Lizzie was reading the letter too. “Oh, Georgie, what are you going to do?” From her expression, she was thinking of such things as fleeing the country, or at least scuttling back to Herne.
“Find out who’s behind all this,” Georgia said, “and stamp the rat into the ground.”
“You must burn that letter,” Babs said.
Dracy said, “Trust it to me. It’s evidence. I won’t let it escape.”
Georgia longed to burn the vile thing to ash, but she wouldn’t squabble over it now. “Very well, but we must all return below, and not in a group.”
“Are you sure?” Lizzie asked.
“What else can I do? Go.”
Lizzie and Babs left, and Georgia turned to Dracy. “We can’t go down together either.”
“Very well, but meet me on the terrace.”
“I shouldn’t.”
“
In full view of others. We can’t dance again, but we need to discuss this further. And I can’t abandon you to the rats.”
She shivered at the thought. “Very well. On the terrace, shortly.”
With her new knowledge, Georgia expected an attack of some sort, but of course that wasn’t the way of the beau monde. She passed through the house and out onto the terrace without any interruption at all, almost as if she didn’t exist. Cold or even angry looks would have been a relief. Even though it would ruin the dress, she wished she had a warm woolen shawl.
When she joined Dracy, she said, “It’s as if I don’t exist.”
“You exist for me and for your true friends.”
“That’s a very little world.”
“Plague take the person behind this.”
“Eloisa—”
“Not her. Whoever sent her the letter, here, where she’d be unable to resist speaking of it.”
“I hadn’t thought of that.” Georgia looked back at the pretty, illuminated house. “There’s another person there who hates me. Why?” she asked, turning back. “Why? I swear, I’ve never intentionally hurt anyone. Or unintentionally, to my knowledge.”
“I believe you. You have a kind heart. May I fight in your cause?”
“A duel! Never!”
“No, no. A poor choice of words. Fight to vindicate you. We must find the sender of the letter and the forger who created it, but above all, we must find Sir Charnley Vance. Then I’ll get the truth out of him.”
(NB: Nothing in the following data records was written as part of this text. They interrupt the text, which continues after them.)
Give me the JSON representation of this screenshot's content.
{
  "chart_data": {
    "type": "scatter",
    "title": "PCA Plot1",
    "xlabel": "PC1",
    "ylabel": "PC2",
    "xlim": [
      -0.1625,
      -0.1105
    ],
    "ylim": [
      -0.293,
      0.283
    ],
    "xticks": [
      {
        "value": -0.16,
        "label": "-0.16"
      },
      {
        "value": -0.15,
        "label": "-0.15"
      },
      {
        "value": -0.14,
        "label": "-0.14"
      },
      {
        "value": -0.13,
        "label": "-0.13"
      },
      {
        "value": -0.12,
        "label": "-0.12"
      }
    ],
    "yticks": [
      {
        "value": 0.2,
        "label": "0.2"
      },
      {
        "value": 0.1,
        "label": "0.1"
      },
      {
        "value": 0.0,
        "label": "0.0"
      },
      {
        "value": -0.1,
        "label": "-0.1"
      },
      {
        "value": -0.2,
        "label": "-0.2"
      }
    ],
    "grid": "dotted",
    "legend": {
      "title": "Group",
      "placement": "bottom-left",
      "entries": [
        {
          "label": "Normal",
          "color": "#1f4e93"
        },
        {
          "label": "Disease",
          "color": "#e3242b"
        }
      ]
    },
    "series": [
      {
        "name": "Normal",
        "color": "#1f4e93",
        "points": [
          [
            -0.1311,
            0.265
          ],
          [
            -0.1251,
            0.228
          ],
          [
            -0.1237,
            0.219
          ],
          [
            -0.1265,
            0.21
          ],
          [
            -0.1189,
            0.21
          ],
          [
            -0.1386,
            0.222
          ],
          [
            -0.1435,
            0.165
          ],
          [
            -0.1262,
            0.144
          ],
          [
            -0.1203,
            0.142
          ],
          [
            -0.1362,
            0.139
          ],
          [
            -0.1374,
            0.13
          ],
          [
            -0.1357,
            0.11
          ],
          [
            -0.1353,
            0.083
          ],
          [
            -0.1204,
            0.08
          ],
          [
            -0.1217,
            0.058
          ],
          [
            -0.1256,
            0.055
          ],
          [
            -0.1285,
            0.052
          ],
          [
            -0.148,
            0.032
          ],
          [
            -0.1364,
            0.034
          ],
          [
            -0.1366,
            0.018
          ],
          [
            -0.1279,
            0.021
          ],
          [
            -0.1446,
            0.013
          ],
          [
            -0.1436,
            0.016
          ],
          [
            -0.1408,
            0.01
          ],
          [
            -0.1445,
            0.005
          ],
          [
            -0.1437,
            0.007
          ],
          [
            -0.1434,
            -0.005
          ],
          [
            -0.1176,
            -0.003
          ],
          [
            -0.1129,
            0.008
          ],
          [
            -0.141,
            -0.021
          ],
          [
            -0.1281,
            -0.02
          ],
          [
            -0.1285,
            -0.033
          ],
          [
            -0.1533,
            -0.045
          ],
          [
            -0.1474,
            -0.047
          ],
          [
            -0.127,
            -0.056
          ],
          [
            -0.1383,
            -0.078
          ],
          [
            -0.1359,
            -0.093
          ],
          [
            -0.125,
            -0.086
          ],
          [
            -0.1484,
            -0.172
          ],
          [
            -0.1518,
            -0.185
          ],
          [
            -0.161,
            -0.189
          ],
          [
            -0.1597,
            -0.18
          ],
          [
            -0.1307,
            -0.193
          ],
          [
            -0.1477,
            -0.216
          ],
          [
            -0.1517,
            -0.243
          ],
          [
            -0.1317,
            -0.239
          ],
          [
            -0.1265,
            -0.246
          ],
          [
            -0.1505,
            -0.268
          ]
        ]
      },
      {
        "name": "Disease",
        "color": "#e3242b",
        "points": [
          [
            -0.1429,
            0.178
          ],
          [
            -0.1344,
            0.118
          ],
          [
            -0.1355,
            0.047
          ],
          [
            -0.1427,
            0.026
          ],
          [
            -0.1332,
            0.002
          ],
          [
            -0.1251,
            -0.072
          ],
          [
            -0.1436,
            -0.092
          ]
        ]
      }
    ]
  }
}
She smiled at him, but sadly. “Dear Dracy, but many have tried to find him and he’s eluded all of them. Perhaps he did shoot himself in Cologne.”
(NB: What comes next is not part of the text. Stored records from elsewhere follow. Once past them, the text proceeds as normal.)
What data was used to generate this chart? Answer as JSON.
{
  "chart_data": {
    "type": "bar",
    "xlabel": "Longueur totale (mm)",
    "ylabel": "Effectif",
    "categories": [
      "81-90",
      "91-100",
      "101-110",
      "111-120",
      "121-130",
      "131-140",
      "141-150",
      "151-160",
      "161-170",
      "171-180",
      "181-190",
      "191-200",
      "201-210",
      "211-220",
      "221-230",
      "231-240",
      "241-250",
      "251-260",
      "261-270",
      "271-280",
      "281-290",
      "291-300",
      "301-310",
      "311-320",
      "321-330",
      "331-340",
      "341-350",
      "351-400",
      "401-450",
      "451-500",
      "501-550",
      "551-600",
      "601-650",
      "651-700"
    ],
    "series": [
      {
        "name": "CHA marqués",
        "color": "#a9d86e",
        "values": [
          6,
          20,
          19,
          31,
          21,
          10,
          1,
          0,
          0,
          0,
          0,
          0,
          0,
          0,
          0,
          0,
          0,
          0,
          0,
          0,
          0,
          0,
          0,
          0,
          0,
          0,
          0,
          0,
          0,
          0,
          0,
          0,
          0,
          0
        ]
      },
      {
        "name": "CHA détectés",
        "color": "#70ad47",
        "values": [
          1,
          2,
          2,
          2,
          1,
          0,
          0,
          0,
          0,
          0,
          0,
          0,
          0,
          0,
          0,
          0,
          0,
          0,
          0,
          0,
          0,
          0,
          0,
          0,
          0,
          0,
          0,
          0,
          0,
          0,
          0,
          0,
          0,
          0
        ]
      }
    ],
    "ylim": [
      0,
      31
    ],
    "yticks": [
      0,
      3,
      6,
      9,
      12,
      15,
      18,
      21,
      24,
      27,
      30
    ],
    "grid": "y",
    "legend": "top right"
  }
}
“Even corpses turn up. Who might know Vance’s hand?”
“
You think you can prove that letter a forgery?” she asked, allowing a flicker of hope.
“It
is
a forgery, so why not?”
“Sent from Cologne?”
“Perhaps that’s forgeable too.”
“I had one thought,” she said, “though perhaps because I want the letter to be false.…”
“Tell me.”
“The writing is rough, but the language, the phrasing, is not. I hardly knew Vance, but I don’t think he’d express himself in those words.”
“Ah. When I think about it, you’re right. We need to find this Major Jellicoe and discover if Vance wrote any sort of letter to him. Do you know him?”
“No, but he served as Vance’s second at the duel. His regiment shipped to India a month later.”
“In July.” He took the letter out of his pocket and tilted it to catch a little light. “I thought so. Dated October the nineteenth.”